Sloane’s brow furrowed in consternation as she thought, her eyes staring through him at some internal image. “Now that you mention it, no. Huh. That’s kinda weird, isn’t it?”

Weird wasn’t really the word. But considering how “paranoid” he was, he wasn’t sure he could trust himself. Still, his gut was telling him there was something there, something that might give him some answers, if he could just figure out what was the right question to ask.

The secondary transit point was a private airstrip, where what looked like a passenger jet mated with a stealth bomber was waiting for them. The interior cabin was far more cramped than that of the cargo jet (of course), yet plusher, obviously more designed for human habitation. The seats were leather, and there was something that could have been industrial carpeting on the floor, smoke gray and so tightly napped it could have also been a type of compressed floorboard.

There were envelops sitting on two of the seats, and as he picked them up and glanced inside, it suddenly occurred to him: “Where’s Stryker?”

Sloane collapsed in a chair across from him, looking slightly confused by his comment. “What d’ya mean? He doesn’t come with us on recons.”

“When I talked to him on the phone yesterday, he said he was gonna have me scanned, whatever that means. But I didn’t see him at the base.”

When he said the word ‘scanned’, her eyes widened; just slightly, and she quickly affected neutrality, but he still caught it. And it was nice to know that being “scanned” was indeed worse than it sounded. “Oh. That whole New Dawn mission came up, and I’m pretty sure Control sent him on ahead to get some intell. I thought I heard some shouting from Control’s office before I left to pick you up, so I guess Stryker wasn’t happy about it.”

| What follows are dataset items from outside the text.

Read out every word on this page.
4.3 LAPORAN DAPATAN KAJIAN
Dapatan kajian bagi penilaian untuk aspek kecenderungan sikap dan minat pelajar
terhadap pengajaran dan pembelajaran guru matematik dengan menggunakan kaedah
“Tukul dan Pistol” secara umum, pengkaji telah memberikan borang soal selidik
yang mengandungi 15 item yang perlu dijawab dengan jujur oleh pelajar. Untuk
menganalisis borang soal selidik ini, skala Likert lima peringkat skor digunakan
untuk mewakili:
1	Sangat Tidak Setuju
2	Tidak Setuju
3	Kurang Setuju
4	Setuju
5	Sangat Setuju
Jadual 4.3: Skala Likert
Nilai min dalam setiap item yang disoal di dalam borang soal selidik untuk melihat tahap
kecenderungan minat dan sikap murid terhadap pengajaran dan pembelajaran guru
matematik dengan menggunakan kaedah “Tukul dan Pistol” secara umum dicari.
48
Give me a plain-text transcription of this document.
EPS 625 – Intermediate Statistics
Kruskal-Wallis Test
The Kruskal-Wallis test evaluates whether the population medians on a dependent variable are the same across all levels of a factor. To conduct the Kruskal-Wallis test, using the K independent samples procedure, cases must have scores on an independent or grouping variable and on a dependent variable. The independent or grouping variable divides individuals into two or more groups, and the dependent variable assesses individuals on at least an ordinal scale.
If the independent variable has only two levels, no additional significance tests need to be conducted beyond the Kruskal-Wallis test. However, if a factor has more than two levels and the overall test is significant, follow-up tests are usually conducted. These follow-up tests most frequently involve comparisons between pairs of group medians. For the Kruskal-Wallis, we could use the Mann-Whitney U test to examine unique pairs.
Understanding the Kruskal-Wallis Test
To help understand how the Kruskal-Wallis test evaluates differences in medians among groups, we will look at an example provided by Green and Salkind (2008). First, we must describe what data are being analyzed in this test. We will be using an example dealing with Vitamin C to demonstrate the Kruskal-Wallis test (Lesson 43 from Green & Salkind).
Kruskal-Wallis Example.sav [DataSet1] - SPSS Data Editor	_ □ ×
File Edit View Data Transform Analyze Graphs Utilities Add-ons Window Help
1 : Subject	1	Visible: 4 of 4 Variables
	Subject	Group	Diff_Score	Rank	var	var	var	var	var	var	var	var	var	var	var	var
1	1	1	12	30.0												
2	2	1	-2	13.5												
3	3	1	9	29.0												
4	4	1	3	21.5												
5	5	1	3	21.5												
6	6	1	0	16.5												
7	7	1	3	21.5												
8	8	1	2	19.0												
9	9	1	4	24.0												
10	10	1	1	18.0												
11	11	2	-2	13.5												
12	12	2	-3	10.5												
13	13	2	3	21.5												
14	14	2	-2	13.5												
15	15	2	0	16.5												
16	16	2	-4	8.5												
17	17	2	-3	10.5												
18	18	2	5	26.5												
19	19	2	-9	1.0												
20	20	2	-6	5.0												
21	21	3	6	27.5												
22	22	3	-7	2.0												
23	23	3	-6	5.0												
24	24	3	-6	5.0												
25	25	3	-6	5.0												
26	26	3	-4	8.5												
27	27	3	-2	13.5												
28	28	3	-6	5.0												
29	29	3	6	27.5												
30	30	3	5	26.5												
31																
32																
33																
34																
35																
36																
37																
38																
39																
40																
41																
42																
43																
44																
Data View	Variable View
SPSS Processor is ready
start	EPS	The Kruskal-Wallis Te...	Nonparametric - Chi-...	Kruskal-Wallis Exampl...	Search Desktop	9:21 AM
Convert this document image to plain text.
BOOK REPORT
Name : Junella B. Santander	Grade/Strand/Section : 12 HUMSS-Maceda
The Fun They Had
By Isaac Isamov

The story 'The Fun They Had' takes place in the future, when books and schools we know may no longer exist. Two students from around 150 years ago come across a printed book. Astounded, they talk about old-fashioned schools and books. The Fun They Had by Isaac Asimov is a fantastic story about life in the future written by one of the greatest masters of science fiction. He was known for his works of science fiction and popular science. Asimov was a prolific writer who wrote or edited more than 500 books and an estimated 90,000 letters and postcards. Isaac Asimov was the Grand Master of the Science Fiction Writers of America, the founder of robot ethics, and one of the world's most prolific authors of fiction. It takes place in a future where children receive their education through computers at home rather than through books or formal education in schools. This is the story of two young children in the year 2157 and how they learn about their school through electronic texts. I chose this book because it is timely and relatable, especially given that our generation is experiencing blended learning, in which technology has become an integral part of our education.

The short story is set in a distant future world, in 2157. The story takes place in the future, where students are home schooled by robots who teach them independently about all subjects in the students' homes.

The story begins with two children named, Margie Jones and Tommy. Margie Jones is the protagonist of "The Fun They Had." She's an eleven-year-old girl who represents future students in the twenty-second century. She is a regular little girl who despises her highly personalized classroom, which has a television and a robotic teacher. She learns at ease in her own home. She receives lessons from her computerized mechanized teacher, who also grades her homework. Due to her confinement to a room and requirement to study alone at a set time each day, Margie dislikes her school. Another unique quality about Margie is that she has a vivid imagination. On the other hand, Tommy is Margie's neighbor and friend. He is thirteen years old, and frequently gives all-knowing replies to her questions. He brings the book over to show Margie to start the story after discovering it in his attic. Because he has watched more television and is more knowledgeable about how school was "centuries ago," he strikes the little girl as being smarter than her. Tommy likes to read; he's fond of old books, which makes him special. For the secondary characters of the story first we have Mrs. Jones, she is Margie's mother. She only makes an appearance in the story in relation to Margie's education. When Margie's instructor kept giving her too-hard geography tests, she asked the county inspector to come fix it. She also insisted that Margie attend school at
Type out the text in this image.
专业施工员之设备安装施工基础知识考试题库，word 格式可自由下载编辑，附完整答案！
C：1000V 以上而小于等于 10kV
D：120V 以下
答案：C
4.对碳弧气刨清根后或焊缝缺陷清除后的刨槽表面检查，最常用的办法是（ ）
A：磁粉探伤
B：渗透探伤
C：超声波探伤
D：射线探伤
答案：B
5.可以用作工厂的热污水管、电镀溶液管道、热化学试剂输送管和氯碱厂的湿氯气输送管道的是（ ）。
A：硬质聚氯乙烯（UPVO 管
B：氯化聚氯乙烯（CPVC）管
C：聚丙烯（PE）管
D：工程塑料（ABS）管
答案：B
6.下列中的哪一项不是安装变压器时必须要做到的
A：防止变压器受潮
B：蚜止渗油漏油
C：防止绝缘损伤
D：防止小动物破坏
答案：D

“But Control’s the boss.” It was actually a question, but he made sure it didn’t sound like it.

“Hell yeah. There’s very little irony in code names.”

He tossed her the envelope meant for her, and opened his with great reluctance. “What did he mean by getting scanned? I trust it wasn’t a reference to an MRI.”

She opened her envelope and looked at the contents, deliberately not meeting his eyes. It was that bad, huh? “I’m sure he meant scan you with one of his telepathic pets, but Shrike’s still in the asylum … I think. I didn’t see any there, though.” The mention of the name Shrike made his stomach clench, like he was preparing for a physical blow. She glanced up at him from under her reddish blonde eyebrows, trying to keep the concern out of her eyes but not quite succeeding. “Logan, you okay? You’ve been actin’ really weird all day, askin’ questions about stuff you should know. Is that why Stryker wanted you scanned? Did Mirage get off a good one before … well, y’know.”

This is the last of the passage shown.